SANGAMESHWAR COFFEE ESTATES
Inde
CULTIVER LE CAFE AU CŒUR DES MONTAGNES DU KARNATAKA
Au sud de l’Inde, dans les reliefs verdoyants du Karnataka, la région de Chikmagalur est l’un des berceaux historiques du café indien. C’est ici, sur les pentes ombragées des Ghats occidentaux, que se situe Attikan Estate, une ferme intégrée à Sangameshwar Coffee Estates. Le café y pousse sous couvert forestier, au rythme des saisons de mousson, dans un paysage où cultures agricoles et biodiversité coexistent étroitement.

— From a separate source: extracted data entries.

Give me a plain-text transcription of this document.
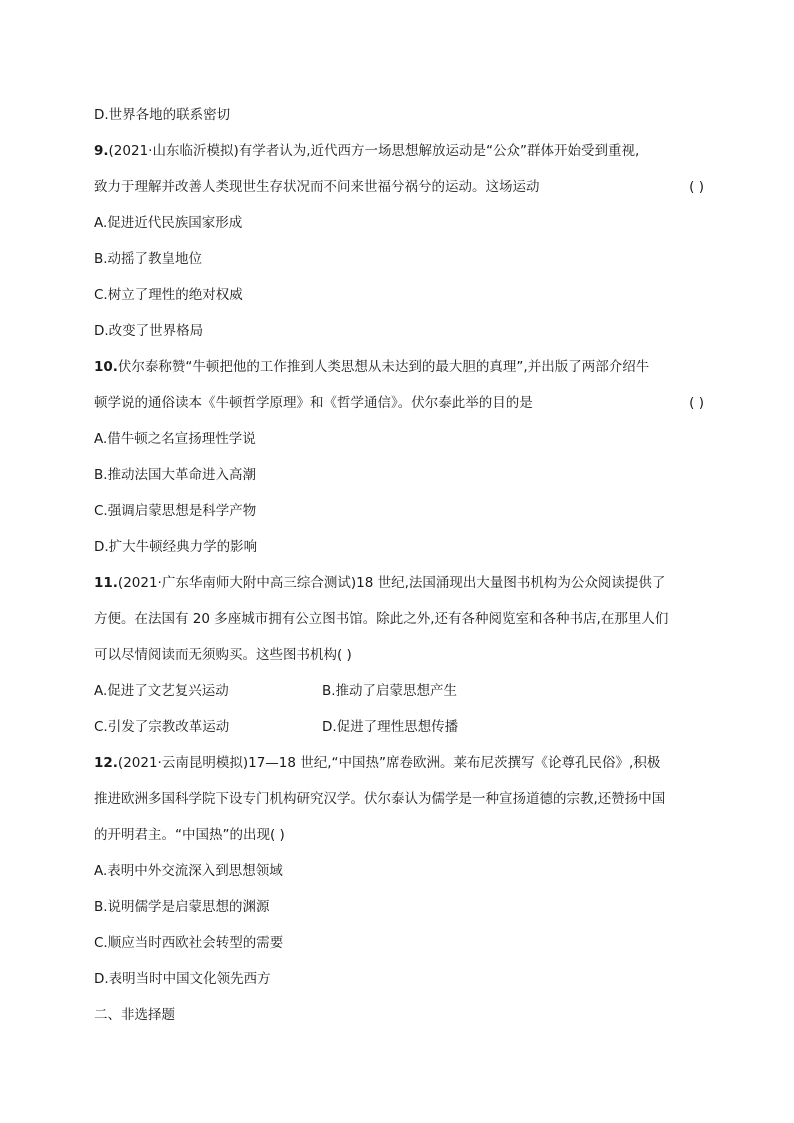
D.世界各地的联系密切
9.(2021·山东临沂模拟)有学者认为,近代西方一场思想解放运动是“公众”群体开始受到重视,
致力于理解并改善人类现世生存状况而不问来世福兮祸兮的运动。这场运动	( )
A.促进近代民族国家形成
B.动摇了教皇地位
C.树立了理性的绝对权威
D.改变了世界格局
10.伏尔泰称赞“牛顿把他的工作推到人类思想从未达到的最大胆的真理”,并出版了两部介绍牛
顿学说的通俗读本《牛顿哲学原理》和《哲学通信》。伏尔泰此举的目的是	( )
A.借牛顿之名宣扬理性学说
B.推动法国大革命进入高潮
C.强调启蒙思想是科学产物
D.扩大牛顿经典力学的影响
11.(2021·广东华南师大附中高三综合测试)18 世纪,法国涌现出大量图书机构为公众阅读提供了
方便。在法国有 20 多座城市拥有公立图书馆。除此之外,还有各种阅览室和各种书店,在那里人们
可以尽情阅读而无须购买。这些图书机构( )
A.促进了文艺复兴运动	B.推动了启蒙思想产生
C.引发了宗教改革运动	D.促进了理性思想传播
12.(2021·云南昆明模拟)17—18 世纪,“中国热”席卷欧洲。莱布尼茨撰写《论尊孔民俗》,积极
推进欧洲多国科学院下设专门机构研究汉学。伏尔泰认为儒学是一种宣扬道德的宗教,还赞扬中国
的开明君主。“中国热”的出现( )
A.表明中外交流深入到思想领域
B.说明儒学是启蒙思想的渊源
C.顺应当时西欧社会转型的需要
D.表明当时中国文化领先西方
二、非选择题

Sangameshwar Coffee Estates n’est pas une simple exploitation. C’est un ensemble de fermes qui s’inscrivent dans une histoire agricole longue, façonnée par plusieurs générations. Si les structures de production restent souvent familiales et ancrées dans des modèles traditionnels, le rôle des femmes y est essentiel. Elles participent activement à toutes les étapes de la culture du café : de la gestion des parcelles à la récolte, en passant par le tri des cerises et les opérations post-récolte. Leur travail, souvent discret, est pourtant au cœur de la qualité finale des lots.
- UNE AGRICULTURE D’OMBRE ET DE PRECISION
À Attikan, le café est cultivé sous ombrage, au milieu d’arbres natifs et d’espèces plantées pour réguler l’écosystème. Ce système agroforestier protège les sols, limite l’érosion et favorise une maturation plus lente des cerises. Les caféiers, principalement de variété Catimor, sont adaptés aux conditions locales : résistants, productifs, mais exigeants en termes de gestion pour atteindre un bon niveau de qualité.
La récolte est réalisée manuellement, avec une attention particulière portée à la sélection des cerises mûres. Ce travail de tri, souvent assuré par des équipes féminines, conditionne directement la régularité du lot. Après la cueillette, les cerises sont transformées sur place, permettant un contrôle précis des différentes étapes, notamment pour les lots expérimentaux comme les fermentations anaérobiques.
En parallèle du café, les fermes de la région cultivent également des épices, notamment le poivre, ainsi que des fruits et d’autres cultures d’appoint. Cette diversification agricole participe à la résilience économique des exploitations et à l’équilibre des sols.
- UN TERRITOIRE MARQUE PAR LE CLIMAT ET LA TOPOGRAPHIE
Chikmagalur se caractérise par un climat tropical de montagne, avec des altitudes comprises entre 900 et 1 300 mètres. Les pluies de mousson jouent un rôle déterminant dans le cycle du café, apportant l’humidité nécessaire à la floraison puis au développement des cerises. Ce climat, associé à des sols riches et bien drainés, permet la production de cafés aux profils souvent structurés et épicés.
L’ombre naturelle, la diversité végétale et l’altitude modérée créent un environnement propice à une culture relativement équilibrée, même si les variations climatiques récentes rendent les récoltes plus incertaines.
- ENTRE TRADITION ET ADAPTATION AU MARCHE DU CAFE DE SPECIALITE
Historiquement orientée vers des volumes importants, la production de café en Inde évolue progressivement vers des lots différenciés, capables de répondre aux attentes du marché du café de spécialité. Sangameshwar Coffee Estates s’inscrit dans cette transition, en développant des pratiques de transformation plus précises, comme les fermentations contrôlées.
L’accès au marché international passe par des partenaires exportateurs qui assurent la logistique et la mise en relation avec des torréfacteurs. Pour des structures comme Attikan, ces relais sont essentiels pour valoriser des cafés autrement difficilement accessibles à petite échelle.
Dans ce contexte, le travail des femmes reste central. Leur implication dans la qualité des lots, notamment lors des étapes de tri et de préparation, est un levier direct de valorisation économique.
- UN TRAVAIL COLLECTIF AU CŒUR DE LA QUALITE ET DE LA RESILIENCE
À Attikan Estate, le café est le résultat d’un travail partagé, où chaque étape repose sur des savoir-faire transmis et adaptés au fil du temps. Les femmes y occupent une place essentielle, assurant une grande partie des opérations de récolte et de préparation, contribuant directement à la qualité des cafés produits.
Cette organisation collective permet non seulement de maintenir une production régulière, mais aussi de faire évoluer les pratiques. L’introduction de procédés plus exigeants, comme les fermentations contrôlées, ouvre de nouvelles perspectives économiques en permettant d’accéder à des marchés plus valorisants.
Dans un contexte agricole soumis aux aléas climatiques et aux fluctuations du marché, cette capacité d’adaptation est déterminante. Elle repose sur un équilibre entre tradition et évolution, mais surtout sur l’engagement quotidien des personnes qui travaillent sur la ferme.
C’est cet ancrage humain, autant que le café lui-même, qui donne à ces productions leur valeur.